Tremembé: Justiça marca júri popular de acusados por chacina em assentamento do MST
A Justiça definiu as datas do julgamento dos quatro acusados de participação na chacina registrada no assentamento Olga Benário, ligado ao MST (Movimento dos Trabalhadores Rurais Sem Terra), em Tremembé. A decisão foi tomada pela 5ª Vara do Júri da Capital.
O júri popular está agendado para os dias 28, 29 e 30 de setembro, além de 1º e 2 de outubro, no Fórum Criminal da Barra Funda, na capital paulista.
Serão julgados Antônio Martins dos Santos Filho, conhecido como “Nero do Piseiro”, Ítalo Rodrigues da Silva, Geonatas Martins Bispo e Gilson da Silva Santos. Eles respondem por dois homicídios qualificados e seis tentativas de homicídio qualificado.
Segundo a Justiça, a previsão de cinco dias de julgamento considera a complexidade do processo, o número de réus, a quantidade de testemunhas e o volume de provas que deverão ser analisadas durante as sessões.

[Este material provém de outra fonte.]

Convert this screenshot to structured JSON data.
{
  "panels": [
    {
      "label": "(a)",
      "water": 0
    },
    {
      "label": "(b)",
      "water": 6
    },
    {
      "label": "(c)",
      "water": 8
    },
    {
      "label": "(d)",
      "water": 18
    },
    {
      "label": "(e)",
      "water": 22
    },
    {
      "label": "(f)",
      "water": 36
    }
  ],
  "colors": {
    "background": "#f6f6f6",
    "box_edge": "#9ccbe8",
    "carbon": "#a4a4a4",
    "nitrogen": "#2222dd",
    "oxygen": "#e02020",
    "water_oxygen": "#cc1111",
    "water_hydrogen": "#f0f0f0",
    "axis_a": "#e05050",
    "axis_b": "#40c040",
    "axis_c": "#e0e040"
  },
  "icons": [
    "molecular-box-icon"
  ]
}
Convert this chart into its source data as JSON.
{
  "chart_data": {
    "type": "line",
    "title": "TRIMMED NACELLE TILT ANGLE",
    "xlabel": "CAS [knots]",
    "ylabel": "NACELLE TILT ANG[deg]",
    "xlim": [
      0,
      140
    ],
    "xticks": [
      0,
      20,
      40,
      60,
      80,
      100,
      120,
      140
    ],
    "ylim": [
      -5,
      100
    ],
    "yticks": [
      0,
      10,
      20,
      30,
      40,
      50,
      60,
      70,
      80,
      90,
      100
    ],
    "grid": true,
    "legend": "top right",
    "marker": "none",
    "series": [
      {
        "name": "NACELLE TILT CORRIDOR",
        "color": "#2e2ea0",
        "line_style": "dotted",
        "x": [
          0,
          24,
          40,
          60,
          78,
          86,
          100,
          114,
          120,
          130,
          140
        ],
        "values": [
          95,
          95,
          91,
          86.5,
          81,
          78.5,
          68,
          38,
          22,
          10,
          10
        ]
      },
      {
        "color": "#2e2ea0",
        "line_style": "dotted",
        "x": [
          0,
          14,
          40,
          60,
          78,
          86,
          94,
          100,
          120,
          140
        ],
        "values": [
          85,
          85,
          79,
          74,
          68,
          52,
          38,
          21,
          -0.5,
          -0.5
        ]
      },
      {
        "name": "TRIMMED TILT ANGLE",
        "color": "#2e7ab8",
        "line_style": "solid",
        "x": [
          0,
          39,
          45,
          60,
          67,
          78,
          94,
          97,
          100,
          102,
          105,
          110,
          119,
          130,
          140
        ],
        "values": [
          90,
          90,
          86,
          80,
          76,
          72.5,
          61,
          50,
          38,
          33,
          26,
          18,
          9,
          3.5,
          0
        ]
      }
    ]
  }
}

Ataque deixou dois mortos e seis feridos
O caso ocorreu na noite de 10 de janeiro de 2025, no assentamento Olga Benário, localizado na Estrada Kanegae, em Tremembé.
De acordo com as investigações, homens armados chegaram ao local em veículos e motocicletas e efetuaram disparos contra moradores da comunidade.
Duas pessoas morreram na ação: Valdir do Nascimento de Jesus, de 52 anos, apontado como uma das lideranças do movimento na região, e Gleison Barbosa de Carvalho, de 28 anos, filho de um assentado.
Outras seis pessoas ficaram feridas. Entre elas estavam homens e mulheres com idades entre 18 e 49 anos. Uma das vítimas sofreu ferimentos graves na cabeça e precisou de atendimento especializado. Os feridos foram encaminhados ao Hospital Regional de Taubaté e a outras unidades de saúde da região.
Investigações mobilizaram forças policiais
Após o crime, a Polícia Civil instaurou uma força-tarefa para apurar o caso. Antônio Martins dos Santos Filho foi preso no dia seguinte ao ataque.
Durante as investigações, um veículo suspeito de ter sido utilizado na ação foi localizado abandonado em um terreno no bairro Parque Aeroporto, em Taubaté, e encaminhado para perícia.
A apuração também buscou identificar possíveis mandantes do crime. Entre as linhas investigativas analisadas estavam disputas relacionadas à posse de terras e suspeitas envolvendo a comercialização irregular de lotes dentro do assentamento.
Além da Polícia Civil, a Polícia Federal abriu uma investigação paralela para acompanhar o caso e auxiliar na coleta de informações.
Caso teve repercussão nacional
A ocorrência gerou repercussão em todo o país e motivou manifestações de autoridades e representantes de movimentos sociais.
Dois dias após o crime, o então ministro do Desenvolvimento Agrário e Agricultura Familiar, Paulo Teixeira, e a ministra dos Direitos Humanos e da Cidadania, Macaé Evaristo, estiveram em Tremembé para acompanhar as homenagens às vítimas e conversar com familiares.
Na ocasião, as autoridades defenderam o avanço das investigações e medidas de apoio às famílias atingidas pelo ataque.